The real legal red line, specified in the IAEA’s “Comprehensive Safeguards Agreements,” is the diversion of nuclear materials to a weapons program. However, multiple experts and official reports have affirmed over the years that they have no evidence that any such program currently exists.
For example Mohamed El-Baradei, the Nobel Peace Prize laureate who spent more than a decade as the director of the IAEA, said that he had not “seen a shred of evidence” that Iran was pursuing the bomb. The November 2011 IAEA report on Iran’s nuclear program also backs up this assessment, stating that Iran’s research program into nuclear weapons “was stopped rather abruptly pursuant to a ‘halt order’ instruction issued in late 2003.”

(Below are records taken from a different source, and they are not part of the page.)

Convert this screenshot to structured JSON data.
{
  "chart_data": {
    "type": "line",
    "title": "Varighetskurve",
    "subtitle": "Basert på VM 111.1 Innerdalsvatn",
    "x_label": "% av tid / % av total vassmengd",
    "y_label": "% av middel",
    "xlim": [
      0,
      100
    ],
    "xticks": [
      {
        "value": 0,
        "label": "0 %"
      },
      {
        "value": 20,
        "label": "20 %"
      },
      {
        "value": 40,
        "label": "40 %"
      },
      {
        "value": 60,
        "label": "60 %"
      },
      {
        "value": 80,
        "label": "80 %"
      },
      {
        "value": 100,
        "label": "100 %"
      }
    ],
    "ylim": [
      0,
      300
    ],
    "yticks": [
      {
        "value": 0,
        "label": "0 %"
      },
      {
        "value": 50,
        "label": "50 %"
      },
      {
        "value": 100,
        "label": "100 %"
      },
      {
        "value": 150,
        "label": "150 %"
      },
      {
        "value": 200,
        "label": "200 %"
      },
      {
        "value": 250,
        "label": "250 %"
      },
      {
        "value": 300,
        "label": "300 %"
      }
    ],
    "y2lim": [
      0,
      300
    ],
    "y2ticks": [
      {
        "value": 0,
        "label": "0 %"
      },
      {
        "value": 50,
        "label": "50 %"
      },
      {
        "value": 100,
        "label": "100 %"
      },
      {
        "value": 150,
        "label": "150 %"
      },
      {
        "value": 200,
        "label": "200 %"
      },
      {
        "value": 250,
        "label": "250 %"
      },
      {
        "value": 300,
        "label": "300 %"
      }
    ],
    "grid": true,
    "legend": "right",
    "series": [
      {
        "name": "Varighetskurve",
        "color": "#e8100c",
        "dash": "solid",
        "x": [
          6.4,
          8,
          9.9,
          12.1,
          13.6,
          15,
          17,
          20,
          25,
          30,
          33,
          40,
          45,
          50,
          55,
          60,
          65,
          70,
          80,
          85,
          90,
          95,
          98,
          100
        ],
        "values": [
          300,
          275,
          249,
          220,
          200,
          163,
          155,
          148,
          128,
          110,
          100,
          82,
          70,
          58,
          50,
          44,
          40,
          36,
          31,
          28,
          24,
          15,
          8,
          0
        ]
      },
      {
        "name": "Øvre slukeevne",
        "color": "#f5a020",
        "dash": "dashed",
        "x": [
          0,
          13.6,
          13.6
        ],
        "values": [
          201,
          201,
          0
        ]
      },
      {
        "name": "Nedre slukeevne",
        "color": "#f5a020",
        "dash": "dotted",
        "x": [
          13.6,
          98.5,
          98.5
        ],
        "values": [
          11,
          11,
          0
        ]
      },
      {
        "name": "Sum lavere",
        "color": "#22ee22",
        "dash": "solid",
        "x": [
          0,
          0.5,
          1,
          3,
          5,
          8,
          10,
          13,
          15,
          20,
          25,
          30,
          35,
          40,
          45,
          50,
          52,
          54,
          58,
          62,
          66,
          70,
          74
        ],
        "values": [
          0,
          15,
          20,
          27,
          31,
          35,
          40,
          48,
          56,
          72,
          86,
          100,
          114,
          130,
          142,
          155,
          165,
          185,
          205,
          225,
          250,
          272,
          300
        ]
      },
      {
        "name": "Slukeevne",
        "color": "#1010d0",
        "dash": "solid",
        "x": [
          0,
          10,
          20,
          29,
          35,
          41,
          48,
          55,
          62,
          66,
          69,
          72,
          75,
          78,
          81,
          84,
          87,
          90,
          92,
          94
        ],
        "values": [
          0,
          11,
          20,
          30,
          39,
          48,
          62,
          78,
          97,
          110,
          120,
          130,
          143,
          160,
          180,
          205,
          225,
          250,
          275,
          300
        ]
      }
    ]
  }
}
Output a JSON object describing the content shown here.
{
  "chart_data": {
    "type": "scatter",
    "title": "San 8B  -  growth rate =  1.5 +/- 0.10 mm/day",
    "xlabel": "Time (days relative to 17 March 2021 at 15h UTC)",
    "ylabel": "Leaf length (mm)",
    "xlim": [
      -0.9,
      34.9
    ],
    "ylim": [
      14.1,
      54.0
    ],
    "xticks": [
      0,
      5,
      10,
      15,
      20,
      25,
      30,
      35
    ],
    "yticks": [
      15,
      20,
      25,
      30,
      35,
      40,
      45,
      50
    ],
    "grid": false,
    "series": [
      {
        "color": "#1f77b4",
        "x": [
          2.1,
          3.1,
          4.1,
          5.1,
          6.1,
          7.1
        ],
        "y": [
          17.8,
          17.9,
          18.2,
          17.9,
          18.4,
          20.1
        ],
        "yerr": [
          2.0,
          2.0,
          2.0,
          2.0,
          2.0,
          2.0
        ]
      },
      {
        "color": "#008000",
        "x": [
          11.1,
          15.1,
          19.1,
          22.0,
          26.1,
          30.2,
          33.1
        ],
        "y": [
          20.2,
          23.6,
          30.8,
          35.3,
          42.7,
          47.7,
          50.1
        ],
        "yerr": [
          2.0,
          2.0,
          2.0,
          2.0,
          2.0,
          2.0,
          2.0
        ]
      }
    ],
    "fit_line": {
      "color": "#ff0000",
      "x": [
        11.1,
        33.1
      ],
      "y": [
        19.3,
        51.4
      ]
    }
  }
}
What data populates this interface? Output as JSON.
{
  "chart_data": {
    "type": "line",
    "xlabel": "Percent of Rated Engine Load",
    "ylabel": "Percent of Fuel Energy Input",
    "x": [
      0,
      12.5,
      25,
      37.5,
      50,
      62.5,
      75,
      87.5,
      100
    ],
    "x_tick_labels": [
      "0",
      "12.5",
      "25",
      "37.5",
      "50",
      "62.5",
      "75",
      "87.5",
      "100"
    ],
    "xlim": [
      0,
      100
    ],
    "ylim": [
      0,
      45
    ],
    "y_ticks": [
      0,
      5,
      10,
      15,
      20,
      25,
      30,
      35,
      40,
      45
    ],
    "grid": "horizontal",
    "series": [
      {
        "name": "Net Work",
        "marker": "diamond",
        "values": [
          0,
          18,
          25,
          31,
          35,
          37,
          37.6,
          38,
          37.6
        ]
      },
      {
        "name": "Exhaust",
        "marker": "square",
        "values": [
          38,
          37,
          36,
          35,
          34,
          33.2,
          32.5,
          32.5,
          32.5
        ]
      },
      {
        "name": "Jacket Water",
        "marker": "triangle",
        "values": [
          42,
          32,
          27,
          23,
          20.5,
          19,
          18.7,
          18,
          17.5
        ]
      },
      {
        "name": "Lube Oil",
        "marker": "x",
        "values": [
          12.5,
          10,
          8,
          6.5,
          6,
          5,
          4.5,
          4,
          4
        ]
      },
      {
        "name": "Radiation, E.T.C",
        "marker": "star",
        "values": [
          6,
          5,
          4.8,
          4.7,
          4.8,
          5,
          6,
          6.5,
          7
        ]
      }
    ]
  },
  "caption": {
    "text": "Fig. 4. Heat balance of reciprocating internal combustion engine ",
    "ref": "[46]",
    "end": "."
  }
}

Even US officials have conceded that they have no proof that Iran is actively pursuing a nuclear bomb at present – and, in fact, that they have good evidence that Iran has not re-started its nuclear weapons program since 2003.
Following the release of the classified National Intelligence Estimate in 2011, Director of National Intelligence James Clapper confirmed in a Senate hearing that he has a “high level of confidence” that Iran “has not made a decision as of this point to restart its nuclear weapons program.”
And Defense Secretary Leon Panetta said in early 2012: “Are they [Iranians] trying to develop a nuclear weapon? No. But we know that they’re trying to develop a nuclear capability. And that’s what concerns us.”
By refusing to ease sanctions on Iran, the P5+1 nations so easily gave up on what could have been a golden opportunity to inspect the Parchin facility and suspend Iran’s 20 percent uranium enrichment. This indicates that they are not truly worried about any Iranian nuclear weapons program.
What they really appear to be doing is using nuclear issues as an excuse to attempt to destabilize the regime via never-ending draconian sanctions. All the while Iran will continue to stockpile enriched uranium.
By Yousaf Butt
25 May 2012
@ The Christian Science Monitor – CSMonitor.com
Yousaf Butt, a nuclear physicist, serves as a scientific consultant for the Federation of American Scientists.